Une improvisation paraît au départ arbitraire ou insensée, et c’est ce qui gêne sans doute la plupart de ceux qui réfléchissent trop : pourquoi quelque chose à la place de rien, et pourquoi cette chose en particulier ? Pour rien, parce que, peu importe. Vous transformez l’arbitraire d’un choix en nécessité dès que vous pensez à réincorporer ledit élément dans la suite de votre histoire, que vous faites progresser en regardant non pas devant vous, mais derrière. L’improvisateur est un somnambule qui avance à reculons. « Il voit là où il a été, explique Keith Johnstone dans Impro, mais ne prête pas la moindre attention à l’avenir. Son histoire peut le mener n’importe où, mais il doit néanmoins “l’équilibrer”, lui donner une forme, en se rappelant les incidents qui ont été mis de côté pour les réintégrer. »

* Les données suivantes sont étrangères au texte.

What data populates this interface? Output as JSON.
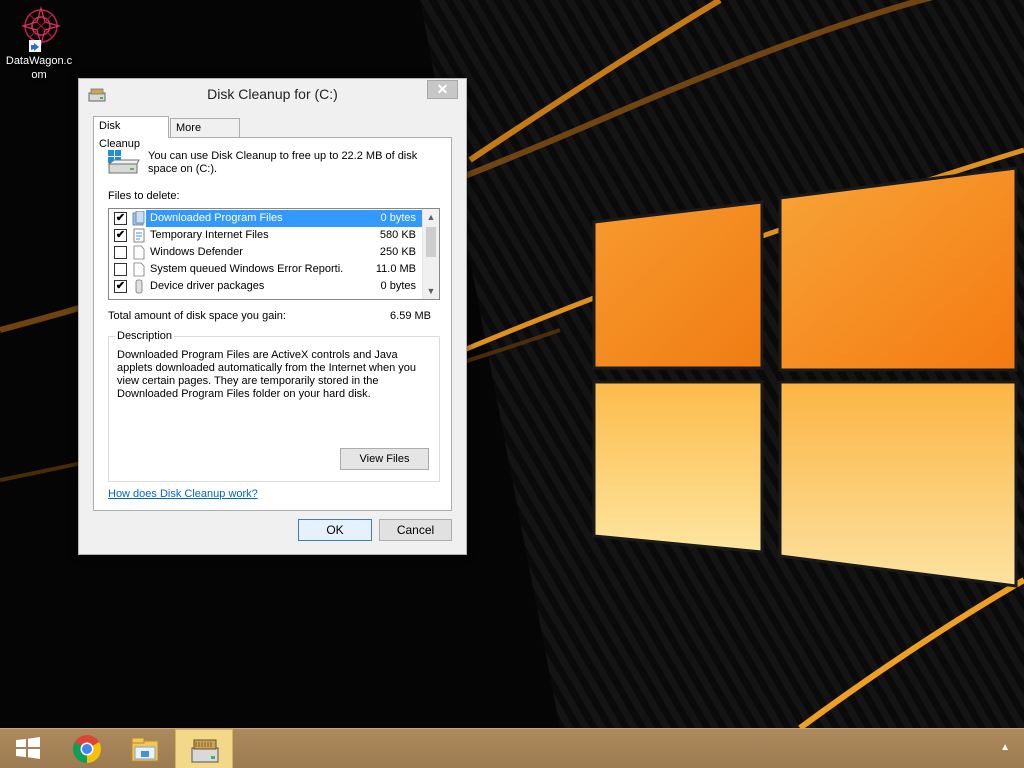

« Oui, et… » est un jeu d’improvisation théâtrale qui consiste à accepter l’offre de son partenaire (« Oui ») avant de bâtir dessus une nouvelle proposition (« et… »). Un autre jeu, « Oui, mais… », consiste à l’inverse à accepter et bloquer aussitôt l’offre de son partenaire. Ce dernier exercice est très utile, un peu à la manière d’une démonstration par l’absurde, pour prendre conscience des parades que nous trouvons toujours contre l’inconnu, qu’il provienne de notre imagination ou de celle des autres.
Un écrivain bloqué doit ainsi surmonter deux difficultés :
- Apprendre à accepter ce que lui offre son imagination, aussi inintéressant que ça puisse lui paraître a priori.
- Apprendre à le réintégrer dans la suite de son histoire.
Ces deux problèmes n’en forment en réalité qu’un seul : vous bloquez les trouvailles de votre imagination parce que vous les jugez inintéressantes ou triviales, et vous les rejetez ainsi parce que vous ne savez pas encore comment les réintégrer. Acceptez ce qui vous passe par la tête, vous trouverez bien un sens à tout ça.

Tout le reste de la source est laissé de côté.